Au-delà de ce regret exprimé, M. Graber estime dans l'interview qu'il n'était pas responsable de la situation: "La véritable anomalie de cette journée était le dispositif de sécurité avec des policiers armés de pistolets mitrailleurs chargés sur les escaliers qui ne font pas la différence entre des parlementaires démocratiquement élus et des personnes qui pourraient représenter un danger", a-t-il déclaré.

Il remet également en question l'argument selon lequel le président du Parlement ukrainien Rouslan Stefantchouk était une cible potentielle d'attentat. Ce "danger supplémentaire" pendant une session parlementaire est "discutable", a-t-il affirmé.

Le soutien de Rösti

Mercredi, M. Graber ainsi que le chef du groupe parlementaire UDC Thomas Aeschi avaient été repoussés énergiquement par des policiers armés au Palais fédéral, en raison d'un périmètre de sécurité que les deux politiciens avaient voulu forcer lors de cette visite ukrainienne.
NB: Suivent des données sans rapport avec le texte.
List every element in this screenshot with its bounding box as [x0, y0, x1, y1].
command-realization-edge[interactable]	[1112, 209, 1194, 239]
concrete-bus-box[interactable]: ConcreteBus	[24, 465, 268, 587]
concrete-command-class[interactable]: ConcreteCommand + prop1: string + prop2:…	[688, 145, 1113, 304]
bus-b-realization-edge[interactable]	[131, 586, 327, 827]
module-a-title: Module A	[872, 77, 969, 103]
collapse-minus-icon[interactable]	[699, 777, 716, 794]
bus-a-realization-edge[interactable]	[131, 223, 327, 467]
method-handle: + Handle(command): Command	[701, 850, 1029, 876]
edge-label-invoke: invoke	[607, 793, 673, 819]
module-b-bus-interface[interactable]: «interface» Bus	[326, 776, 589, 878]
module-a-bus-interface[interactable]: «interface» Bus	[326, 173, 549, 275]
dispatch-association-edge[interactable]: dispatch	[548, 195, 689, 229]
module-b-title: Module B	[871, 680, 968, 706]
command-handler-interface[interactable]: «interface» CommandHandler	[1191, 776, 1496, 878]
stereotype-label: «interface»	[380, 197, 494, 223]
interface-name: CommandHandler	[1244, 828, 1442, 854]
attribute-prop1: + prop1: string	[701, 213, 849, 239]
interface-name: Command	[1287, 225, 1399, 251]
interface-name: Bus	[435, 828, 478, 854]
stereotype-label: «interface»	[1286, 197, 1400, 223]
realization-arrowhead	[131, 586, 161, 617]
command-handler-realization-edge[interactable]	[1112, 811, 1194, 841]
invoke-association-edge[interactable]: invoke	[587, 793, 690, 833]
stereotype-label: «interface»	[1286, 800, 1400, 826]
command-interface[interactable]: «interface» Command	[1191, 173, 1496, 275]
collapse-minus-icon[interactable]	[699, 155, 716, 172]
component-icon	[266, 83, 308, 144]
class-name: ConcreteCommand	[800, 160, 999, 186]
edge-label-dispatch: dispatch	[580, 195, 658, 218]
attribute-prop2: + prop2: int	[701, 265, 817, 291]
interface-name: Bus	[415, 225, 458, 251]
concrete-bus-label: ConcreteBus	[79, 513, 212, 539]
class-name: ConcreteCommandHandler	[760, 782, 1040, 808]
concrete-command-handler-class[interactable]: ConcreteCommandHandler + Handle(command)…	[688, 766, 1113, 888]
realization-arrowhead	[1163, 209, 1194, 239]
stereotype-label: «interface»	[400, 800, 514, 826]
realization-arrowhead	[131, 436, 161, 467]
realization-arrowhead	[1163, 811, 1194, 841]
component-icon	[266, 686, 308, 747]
Le conseiller fédéral UDC Albert Rösti a exprimé sa compréhension envers ses collègues de parti jeudi soir lors de l'émission "Rundschau" de la télévision suisse alémanique SRF. Les parlementaires élus et connus de tous doivent pouvoir vaquer à leurs occupations. Le dispositif de sécurité doit garantir leur liberté de mouvement, a-t-il jugé.

Son collègue Beat Jans, chef du Département de justice et police, a lui en revanche défendu le travail de la police. Le fonctionnement du Parlement n'a à aucun moment été entravé, selon lui. Les parlementaires ont simplement dû prendre un autre escalier, on pouvait donc se tenir aux instructions de la police", a déclaré Beat Jans jeudi à Keystone-ATS.

Après l'incident, MM.Aeschi et Graber ont reçu aussi bien du soutien que des critiques sévères de la part de parlementaires.